“The gods have come down from Olympus! The gods greet the earth! They greet beauty! They greet youth! They greet wisdom and the arts! The gods greet the earth! Long live the gods! Live Venus, the mother of love! Long live Minerva, the unapproachable virgin, full of wisdom! Long live Zeus, the god of gods, men transformed into gods, and gods into men! Olympus live on earth!”
So sang they and rejoiced in triumphant chorus, and high above from the clouds pealed forth music, and from thicket and shrubbery sounded sweet songs, dying away in gentle whispers. Then all was still, for the gods, who had traversed the halls in dazzling procession, had now taken their places at the long rose-crowned tables. An Olympic festival was being solemnized that evening in the Media Nocte. Earth was forsaken now, and the children of earth found themselves again on Olympus, changed to gods. Those were not the drawing rooms in which they had been wont to assemble, commingling in cheerful pastimes, in hilarious merriment, these people clad in light Greek robes. No, this was cloud-capped Olympus, this was heaven upon earth; rose-colored, luminous clouds encircled the space, and behind them the galleries which ran round the hall had vanished. Instead of the ceiling usually bounding this vast room, they now looked up to the deep blue sky, and star after star twinkled there, and filled the apartment with soft mild light. And not in a hall furnished with chairs and divans did they find themselves this evening, but in a monstrous grotto in the heart of Olympus—a grotto of sparkling, glittering mountain crystal, bright and transparent as silver gauze, and behind this a magical moving to and fro of beauteous human shapes, of genii and Cupids. Only the long table in the middle of the grotto reminded of earth, or maybe the home of heathen gods.
For, like the children of earth, the gods on Olympus used to carouse and drink, and, like the children of men, did they enjoy fullness of food and luscious wine. Golden goblets, wreathed with roses, stood before the silver plates loaded with fruits and tempting viands. In crystal flasks sparkled the golden wine, in silver vases the gay-colored flowers exhaled their sweets.
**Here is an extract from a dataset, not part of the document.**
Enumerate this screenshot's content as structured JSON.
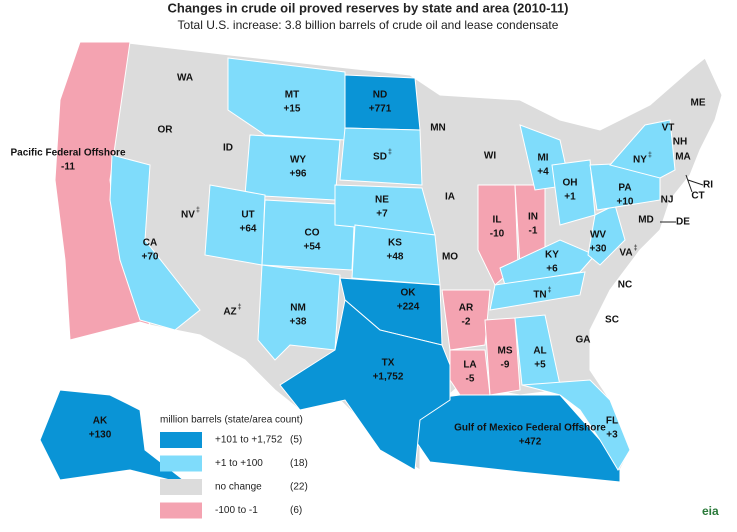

Luxurious cushions, soft as swan’s down, spangled and silvery as were the clouds which stooped from heaven, lined both sides of the long table, and on them the gods and goddesses had just sank in blissful silence, gazing on the glorious place, and rejoicing that men are gods and gods are men! There, on high, sits Zeus on golden throne, and Ganymede, the beautiful boy, stands near and hands him on golden dishes the fragrant ambrosia, and Hebe, the lovely, childlike maid, hovers about, and presents in crystal cups the gleaming purple wine, glistening like gold. Juno, the radiant queen of heaven, sits beside Zeus; and as if woven of silvery clouds and stars seems the garment that lightly and loosely envelops but does not hide the wondrous shape. A light cloud of silver gauze covers her countenance, as that of all the other goddesses.